Table of Contents
Introduction
The first two points Unix Philosophy as documented by Doug McIlroy:
- Make each program do one thing well. To do a new job, build afresh rather than complicate old programs by adding new “features”.
- Expect the output of every program to become the input to another, as yet unknown, program. Don’t clutter output with extraneous information. Avoid stringently columnar or binary input formats. Don’t insist on interactive input.
Downside of the Unix Philosophy
After you have used the terminal for a while, you will start to see that certain tasks are pretty repetitive. You’ve probably noticed—as evident in the terminal article—there are myriad of programs that live on your Linux box. However, you’ve also probably noticed that all of these programs tend to be pretty simple (i.e. cd
is pretty good at changing directories, but not much else). This follows the Unix philosophy of having many programs that do few things so they can link together like building blocks to do great things. Unfortunately, all of this modularity leads to a lot of typing.
Scripting to the Rescue
Scripts are programs written in the shell’s language to automate tasks. Think of it like a recipe; apart from your list of ingredients, there is also the procedure, or step by step instructions to make the meal correctly. When writing a script, you are writing the procedure the shell will execute, step by step until the list is completed.
The following is a simple script that prints out Hello world!

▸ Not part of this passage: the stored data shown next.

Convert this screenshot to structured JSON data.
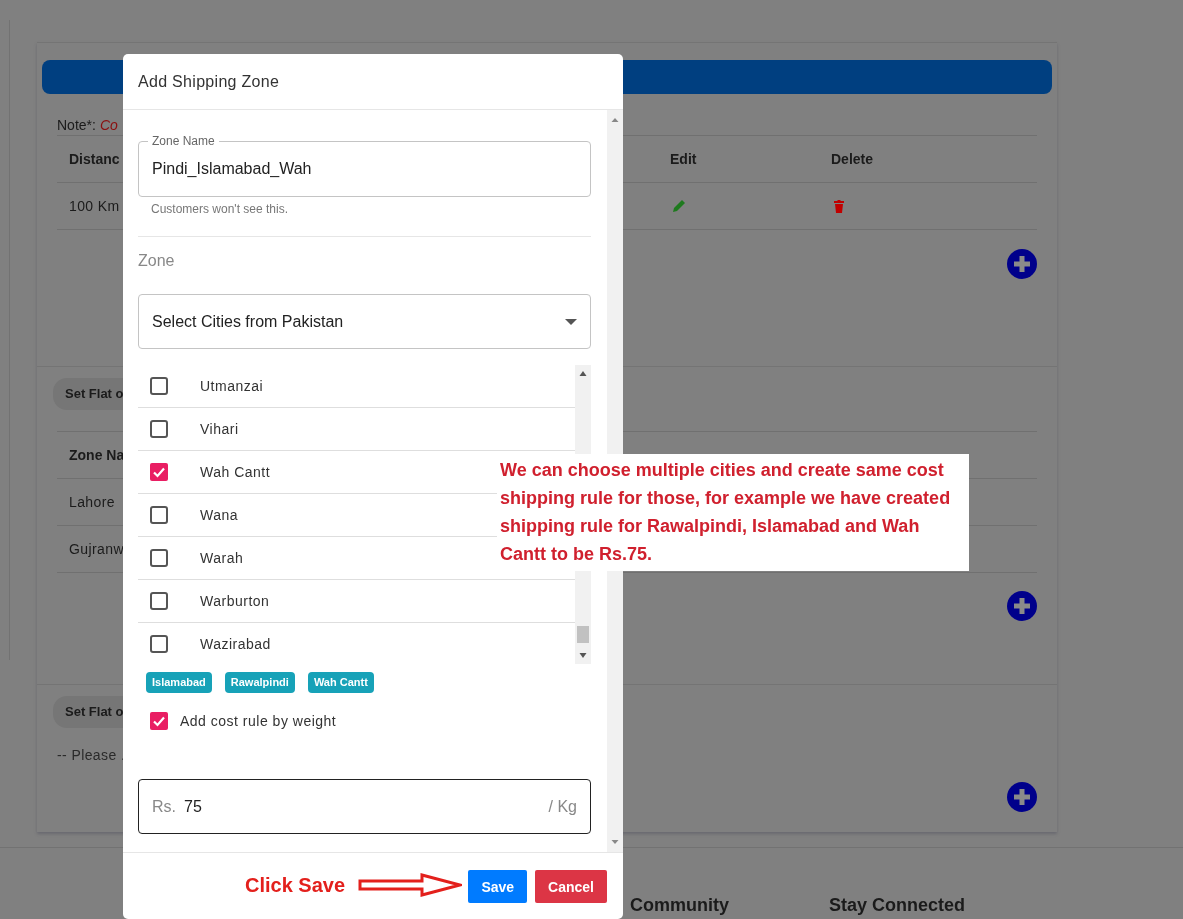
{
  "background_page": {
    "note": {
      "label": "Note*:",
      "text": "Co"
    },
    "distance_table": {
      "columns": [
        "Distanc",
        "Edit",
        "Delete"
      ],
      "rows": [
        {
          "distance": "100 Km"
        }
      ]
    },
    "sections": [
      {
        "button": "Set Flat o",
        "table": {
          "columns": [
            "Zone Na"
          ],
          "rows": [
            {
              "zone": "Lahore"
            },
            {
              "zone": "Gujranw"
            }
          ]
        }
      },
      {
        "button": "Set Flat o",
        "message": "-- Please ."
      }
    ],
    "footer": {
      "headings": [
        "Community",
        "Stay Connected"
      ]
    }
  },
  "dialog": {
    "title": "Add Shipping Zone",
    "zone_name": {
      "label": "Zone Name",
      "value": "Pindi_Islamabad_Wah",
      "helper": "Customers won't see this."
    },
    "zone_label": "Zone",
    "city_select": {
      "label": "Select Cities from Pakistan"
    },
    "cities": [
      {
        "name": "Utmanzai",
        "checked": false
      },
      {
        "name": "Vihari",
        "checked": false
      },
      {
        "name": "Wah Cantt",
        "checked": true
      },
      {
        "name": "Wana",
        "checked": false
      },
      {
        "name": "Warah",
        "checked": false
      },
      {
        "name": "Warburton",
        "checked": false
      },
      {
        "name": "Wazirabad",
        "checked": false
      }
    ],
    "selected_tags": [
      "Islamabad",
      "Rawalpindi",
      "Wah Cantt"
    ],
    "weight_rule": {
      "label": "Add cost rule by weight",
      "checked": true
    },
    "cost_field": {
      "prefix": "Rs.",
      "value": "75",
      "suffix": "/ Kg"
    },
    "buttons": [
      {
        "label": "Save",
        "kind": "primary"
      },
      {
        "label": "Cancel",
        "kind": "danger"
      }
    ]
  },
  "annotations": {
    "note": "We can choose multiple cities and create same cost shipping rule for those, for example we have created shipping rule for Rawalpindi, Islamabad and Wah Cantt to be Rs.75.",
    "click_label": "Click Save"
  }
}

, then the date, then your user name. You’ll notice that the main components of a script tend to be programs run in sequence.
# Example Script
#!/bin/bash
echo "Hello world!"; # Step one
date; # Step two
whoami; # Step three
Basics
Everything in Linux is a file, including shell scripts. Per convention, these files end in .sh
, but can also end in .zsh
or .bash
, etc. for specific shells. In this tutorial, we will focus on bash scripting. While sh, bash, zsh, or dash are similar to each other, there are idiosyncrasies that prevent them from being interchangeable. This won’t be addressed in this tutorial.
Skeleton
When creating a script, the terminal needs to know what kind of language it is interpreting. This is done on the first line of the script by putting a shebang (#!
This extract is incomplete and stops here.